Learning Sketches for Decomposing Planning Problems into Subproblems of Bounded Width: Extended Version

TL;DR

This paper introduces a method for automatically learning sketches that decompose planning problems into manageable subproblems of bounded width, enabling efficient, domain-independent planning.

Contribution

It presents a logical formulation and implementation for learning sketches from domain data, improving planning efficiency by exploiting domain structure.

Findings

The learned sketches enable polynomial-time solutions for bounded-width subproblems.

The approach is effective across various benchmark planning domains.

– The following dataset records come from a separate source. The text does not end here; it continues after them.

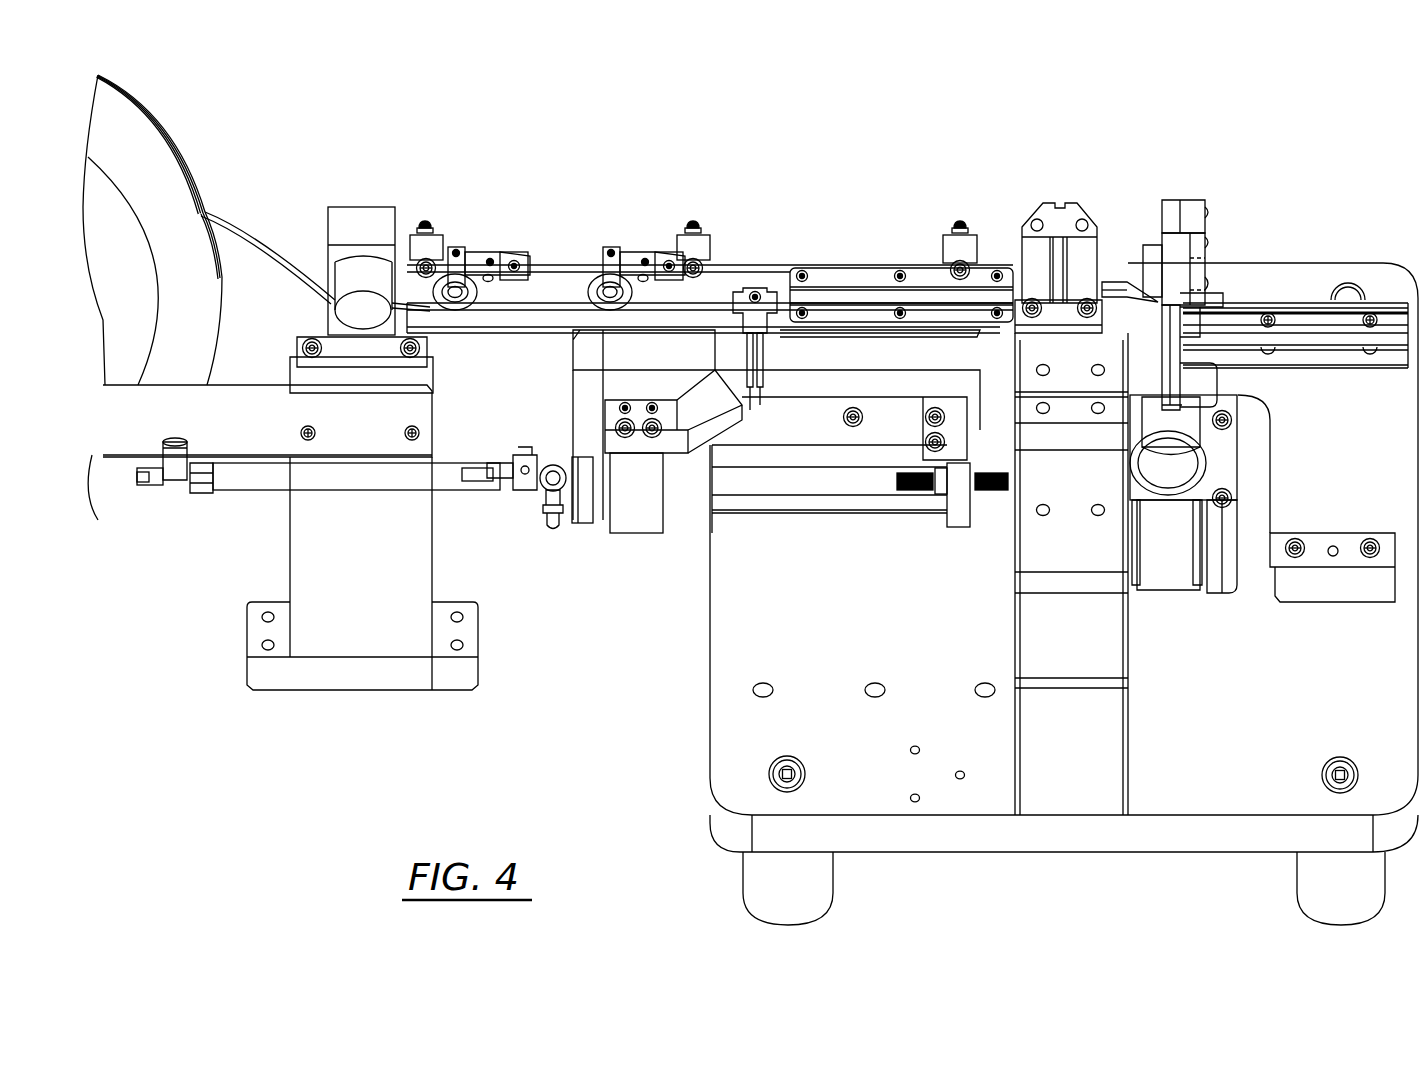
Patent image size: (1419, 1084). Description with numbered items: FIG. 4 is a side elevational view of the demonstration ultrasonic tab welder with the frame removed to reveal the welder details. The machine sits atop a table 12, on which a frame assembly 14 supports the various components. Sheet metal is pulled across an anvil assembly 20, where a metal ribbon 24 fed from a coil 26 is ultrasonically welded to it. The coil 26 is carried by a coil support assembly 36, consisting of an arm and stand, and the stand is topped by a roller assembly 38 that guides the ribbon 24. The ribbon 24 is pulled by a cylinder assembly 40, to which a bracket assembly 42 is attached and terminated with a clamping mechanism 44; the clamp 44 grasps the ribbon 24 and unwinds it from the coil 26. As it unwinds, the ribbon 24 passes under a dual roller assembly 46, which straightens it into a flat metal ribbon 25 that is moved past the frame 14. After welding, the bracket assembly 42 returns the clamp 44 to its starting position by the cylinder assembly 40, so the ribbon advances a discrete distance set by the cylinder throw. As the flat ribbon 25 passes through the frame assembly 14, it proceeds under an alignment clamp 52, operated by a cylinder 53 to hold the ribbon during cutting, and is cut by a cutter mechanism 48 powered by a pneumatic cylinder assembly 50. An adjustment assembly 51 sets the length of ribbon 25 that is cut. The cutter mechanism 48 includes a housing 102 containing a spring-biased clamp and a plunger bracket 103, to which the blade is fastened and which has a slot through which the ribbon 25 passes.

The table 12 is at (1170, 838).
The frame assembly 14 is at (1075, 763).
The anvil assembly 20 is at (1307, 323).
The metal ribbon 24 is at (247, 233).
The flat metal ribbon 25 is at (853, 307).
The coil 26 is at (150, 165).
The coil support assembly 36 is at (368, 592).
The roller assembly 38 is at (358, 272).
The cylinder assembly 40 is at (260, 480).
The bracket assembly 42 is at (637, 515).
The clamping mechanism 44 is at (753, 293).
The dual roller assembly 46 is at (613, 280).
The cutter mechanism 48 is at (1220, 274).
The cylinder assembly 50 is at (1172, 565).
The adjustment assembly 51 is at (927, 490).
The alignment clamp 52 is at (1120, 287).
The cylinder 53 is at (1052, 220).
The housing 102 is at (1200, 227).
The plunger bracket 103 is at (1170, 378).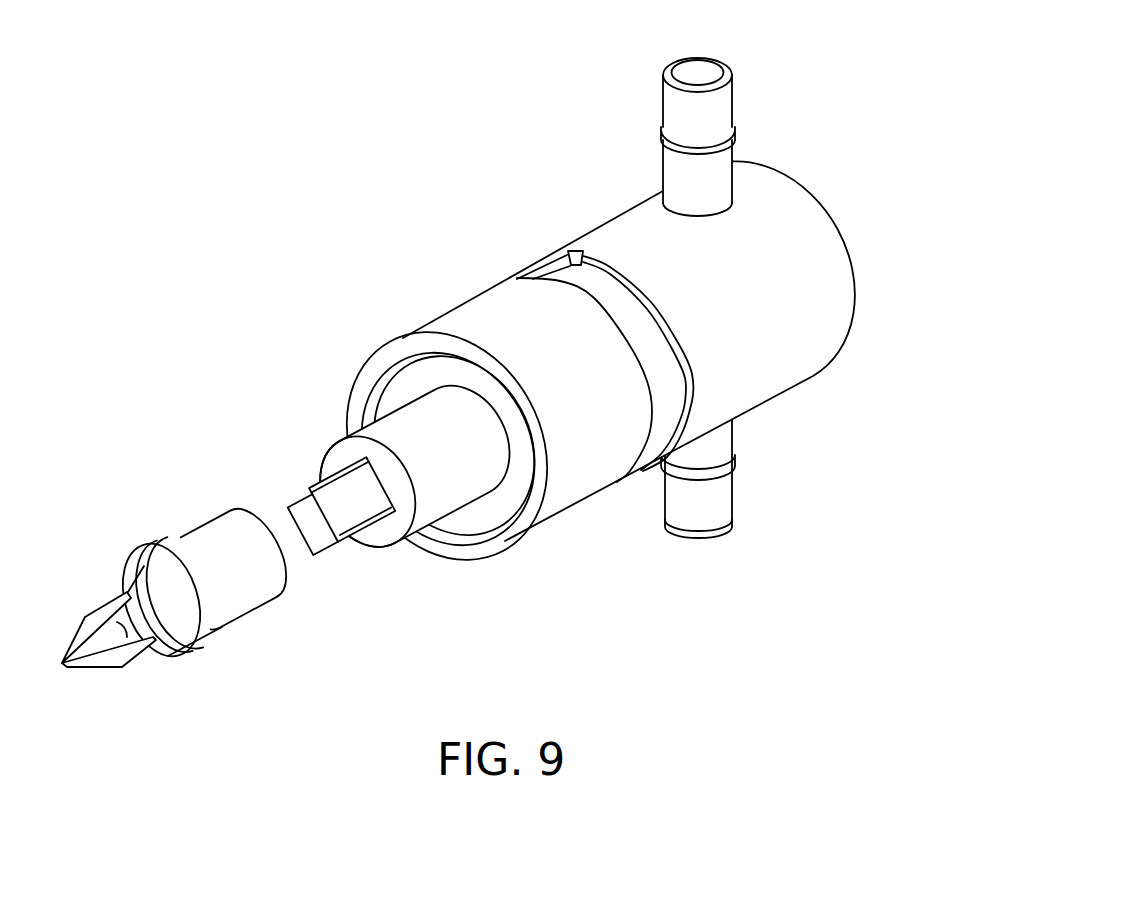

Experimental results demonstrate improved planning performance.

Abstract

Recently, sketches have been introduced as a general language for representing the subgoal structure of instances drawn from the same domain. Sketches are collections of rules of the form C -> E over a given set of features where C expresses Boolean conditions and E expresses qualitative changes. Each sketch rule defines a subproblem: going from a state that satisfies C to a state that achieves the change expressed by E or a goal state. Sketches can encode simple goal serializations, general policies, or decompositions of bounded width that can be solved greedily, in polynomial time, by the SIW_R variant of the SIW algorithm. Previous work has shown the computational value of sketches over benchmark domains that, while tractable, are challenging for domain-independent planners. In this work, we address the problem of learning sketches automatically given a planning domain, some instances of the target class of problems, and the desired bound on the sketch width. We present a logical formulation of the problem, an implementation using the ASP solver Clingo, and experimental results. The sketch learner and the SIW_R planner yield a domain-independent planner that learns and exploits domain structure in a crisp and explicit form.